As a Visual Arts and English teacher for over a decade, I was  challenged to fully observe the learning of at least 60% of all the students I encounter on a yearly basis.  Granted teaching Visual arts or English is actually rocket science, so by no measure is teaching as easy as the general public pretends it is. Teaching language skills frustrated me. Teaching made me say prayers out loud and praise for small accomplishments. In a classroom the learning styles differ. One child may be a visual learner, while another may prefer a text based approach etc. The teacher is expected to assess each classroom and employ a variety of teaching techniques during each session that allows for the different learners to engage the materials according to how she learns best. This idea is ideal in theory, but like most students it gets left behind in real time because of lack of time to teach, lack of resources and overpopulated classrooms.

So in doing my daily SWOT analysis something was missing. There was this BIG gap in most students’ learning but I couldn’t identify it.
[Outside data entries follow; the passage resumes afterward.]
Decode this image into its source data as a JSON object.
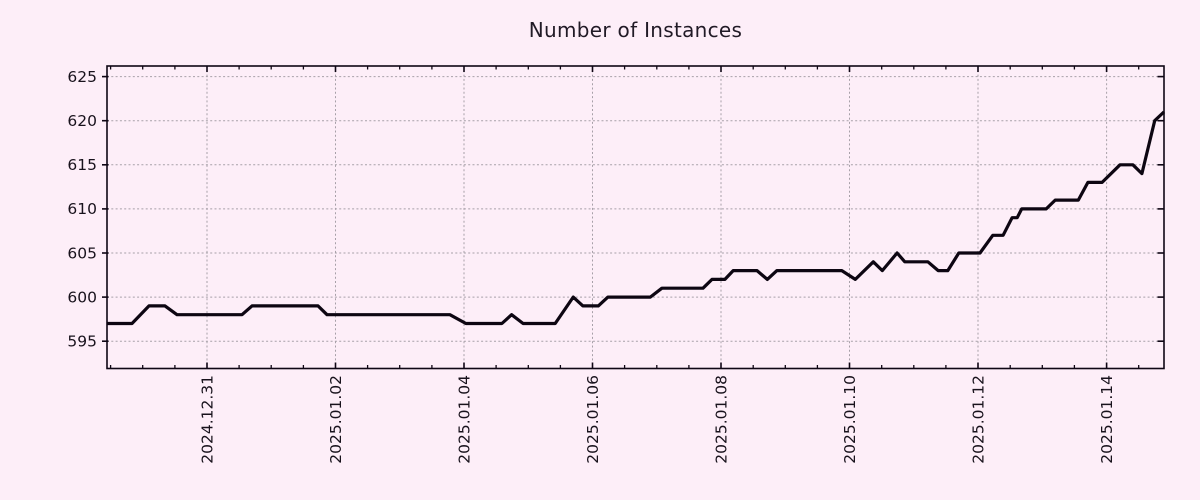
{
  "figure": {
    "background_color": "#fdeef8",
    "grid_color": "#a7a0a8",
    "axis_color": "#0e0614",
    "text_color": "#18121c"
  },
  "chart_data": {
    "type": "line",
    "title": "Number of Instances",
    "xlabel": "",
    "ylabel": "",
    "legend": null,
    "grid": true,
    "x_axis": {
      "unit": "days relative to 2024-12-31 (time axis)",
      "tick_labels": [
        "2024.12.31",
        "2025.01.02",
        "2025.01.04",
        "2025.01.06",
        "2025.01.08",
        "2025.01.10",
        "2025.01.12",
        "2025.01.14"
      ],
      "tick_values": [
        0,
        2,
        4,
        6,
        8,
        10,
        12,
        14
      ],
      "minor_tick_step": 0.5,
      "labels_rotated_degrees": -90
    },
    "y_axis": {
      "tick_labels": [
        "595",
        "600",
        "605",
        "610",
        "615",
        "620",
        "625"
      ],
      "tick_values": [
        595,
        600,
        605,
        610,
        615,
        620,
        625
      ]
    },
    "xlim": [
      -1.556,
      14.894
    ],
    "ylim": [
      591.9,
      626.2
    ],
    "series": [
      {
        "name": "instances",
        "color": "#0d0612",
        "points": [
          [
            -1.556,
            597
          ],
          [
            -1.167,
            597
          ],
          [
            -0.903,
            599
          ],
          [
            -0.654,
            599
          ],
          [
            -0.467,
            598
          ],
          [
            0.545,
            598
          ],
          [
            0.7,
            599
          ],
          [
            1.727,
            599
          ],
          [
            1.868,
            598
          ],
          [
            3.78,
            598
          ],
          [
            4.03,
            597
          ],
          [
            4.59,
            597
          ],
          [
            4.74,
            598
          ],
          [
            4.92,
            597
          ],
          [
            5.42,
            597
          ],
          [
            5.7,
            600
          ],
          [
            5.85,
            599
          ],
          [
            6.09,
            599
          ],
          [
            6.24,
            600
          ],
          [
            6.9,
            600
          ],
          [
            7.08,
            601
          ],
          [
            7.72,
            601
          ],
          [
            7.86,
            602
          ],
          [
            8.06,
            602
          ],
          [
            8.19,
            603
          ],
          [
            8.56,
            603
          ],
          [
            8.72,
            602
          ],
          [
            8.87,
            603
          ],
          [
            9.88,
            603
          ],
          [
            10.09,
            602
          ],
          [
            10.37,
            604
          ],
          [
            10.51,
            603
          ],
          [
            10.74,
            605
          ],
          [
            10.86,
            604
          ],
          [
            11.22,
            604
          ],
          [
            11.38,
            603
          ],
          [
            11.53,
            603
          ],
          [
            11.7,
            605
          ],
          [
            12.03,
            605
          ],
          [
            12.23,
            607
          ],
          [
            12.39,
            607
          ],
          [
            12.53,
            609
          ],
          [
            12.61,
            609
          ],
          [
            12.68,
            610
          ],
          [
            13.06,
            610
          ],
          [
            13.2,
            611
          ],
          [
            13.56,
            611
          ],
          [
            13.71,
            613
          ],
          [
            13.93,
            613
          ],
          [
            14.21,
            615
          ],
          [
            14.41,
            615
          ],
          [
            14.55,
            614
          ],
          [
            14.75,
            620
          ],
          [
            14.894,
            621
          ]
        ]
      }
    ]
  }
}
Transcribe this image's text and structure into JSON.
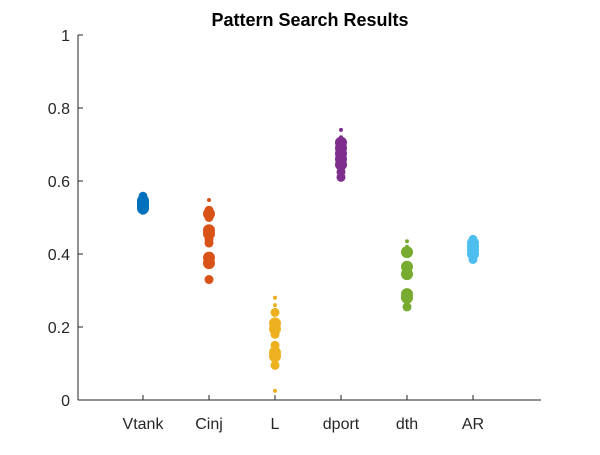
{
  "chart_data": {
    "type": "scatter",
    "title": "Pattern Search Results",
    "xlabel": "",
    "ylabel": "",
    "ylim": [
      0,
      1
    ],
    "yticks": [
      "0",
      "0.2",
      "0.4",
      "0.6",
      "0.8",
      "1"
    ],
    "yticks_values": [
      0,
      0.2,
      0.4,
      0.6,
      0.8,
      1
    ],
    "categories": [
      "Vtank",
      "Cinj",
      "L",
      "dport",
      "dth",
      "AR"
    ],
    "grid": false,
    "legend": "none",
    "series": [
      {
        "color": "#0072BD",
        "points": [
          {
            "y": 0.565,
            "s": 1
          },
          {
            "y": 0.558,
            "s": 2
          },
          {
            "y": 0.552,
            "s": 2
          },
          {
            "y": 0.546,
            "s": 3
          },
          {
            "y": 0.54,
            "s": 3
          },
          {
            "y": 0.535,
            "s": 3
          },
          {
            "y": 0.53,
            "s": 3
          },
          {
            "y": 0.525,
            "s": 3
          },
          {
            "y": 0.52,
            "s": 2
          }
        ]
      },
      {
        "color": "#D95319",
        "points": [
          {
            "y": 0.548,
            "s": 1
          },
          {
            "y": 0.52,
            "s": 2
          },
          {
            "y": 0.51,
            "s": 3
          },
          {
            "y": 0.5,
            "s": 2
          },
          {
            "y": 0.465,
            "s": 3
          },
          {
            "y": 0.455,
            "s": 3
          },
          {
            "y": 0.44,
            "s": 2
          },
          {
            "y": 0.43,
            "s": 2
          },
          {
            "y": 0.39,
            "s": 3
          },
          {
            "y": 0.375,
            "s": 3
          },
          {
            "y": 0.33,
            "s": 2
          }
        ]
      },
      {
        "color": "#EDB120",
        "points": [
          {
            "y": 0.28,
            "s": 1
          },
          {
            "y": 0.26,
            "s": 1
          },
          {
            "y": 0.24,
            "s": 2
          },
          {
            "y": 0.21,
            "s": 3
          },
          {
            "y": 0.195,
            "s": 3
          },
          {
            "y": 0.18,
            "s": 2
          },
          {
            "y": 0.15,
            "s": 2
          },
          {
            "y": 0.13,
            "s": 3
          },
          {
            "y": 0.12,
            "s": 3
          },
          {
            "y": 0.095,
            "s": 2
          },
          {
            "y": 0.025,
            "s": 1
          }
        ]
      },
      {
        "color": "#7E2F8E",
        "points": [
          {
            "y": 0.74,
            "s": 1
          },
          {
            "y": 0.72,
            "s": 1
          },
          {
            "y": 0.705,
            "s": 3
          },
          {
            "y": 0.69,
            "s": 3
          },
          {
            "y": 0.675,
            "s": 3
          },
          {
            "y": 0.66,
            "s": 3
          },
          {
            "y": 0.645,
            "s": 3
          },
          {
            "y": 0.625,
            "s": 2
          },
          {
            "y": 0.61,
            "s": 2
          }
        ]
      },
      {
        "color": "#77AC30",
        "points": [
          {
            "y": 0.435,
            "s": 1
          },
          {
            "y": 0.42,
            "s": 1
          },
          {
            "y": 0.405,
            "s": 3
          },
          {
            "y": 0.365,
            "s": 3
          },
          {
            "y": 0.345,
            "s": 3
          },
          {
            "y": 0.29,
            "s": 3
          },
          {
            "y": 0.28,
            "s": 3
          },
          {
            "y": 0.255,
            "s": 2
          }
        ]
      },
      {
        "color": "#4DBEEE",
        "points": [
          {
            "y": 0.44,
            "s": 2
          },
          {
            "y": 0.43,
            "s": 3
          },
          {
            "y": 0.42,
            "s": 3
          },
          {
            "y": 0.41,
            "s": 3
          },
          {
            "y": 0.4,
            "s": 3
          },
          {
            "y": 0.385,
            "s": 2
          }
        ]
      }
    ]
  }
}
I could not name it, touch or work against it because it was a shapeless, odorless hindrance. 

Hence, I became curious and what I discovered was that a lot of our children in the Caribbean, especially brown, and poor children are multilingual. Their first language whether or not English, is creole that is often bastardized by the society it represents in formal spaces. Then there is a standard version of a high status  that we present pretending it is not as foreign as French is to the English born language learner. 

As a teacher of English I am often frustrated by the complexity of the standard English and having completed my 10, 000 hours of skill training I still have not mastered all elements of the Standard Kittitian English. But I am teaching.

I went back to the University of the West Indies to ask the interesting question of what is this thing that prevents critical thinking, learning and productive contribution to self and society. After a few months in the classroom what I know for sure is that a high number of our children are not literate. Even though the numbers supporting literacy claims are high, the classroom experience say otherwise. Nevertheless literac is a key component of the UN’s Global Goals, which aim to end extreme poverty by 2030. The skill is an influential tool in helping people to escape poverty and build healthy and sustainable societies. Literacy is also a driver for sustainable development in that it enables greater participation in the labour market; improves child and family health and nutrition; reduces poverty and expands life opportunities. However, at least 773 million youth and adults still cannot read and write, and 250 million children are failing to acquire basic literacy skills. This results in an exclusion of low-literate and low-skilled youth and adults from full participation in their communities and societies.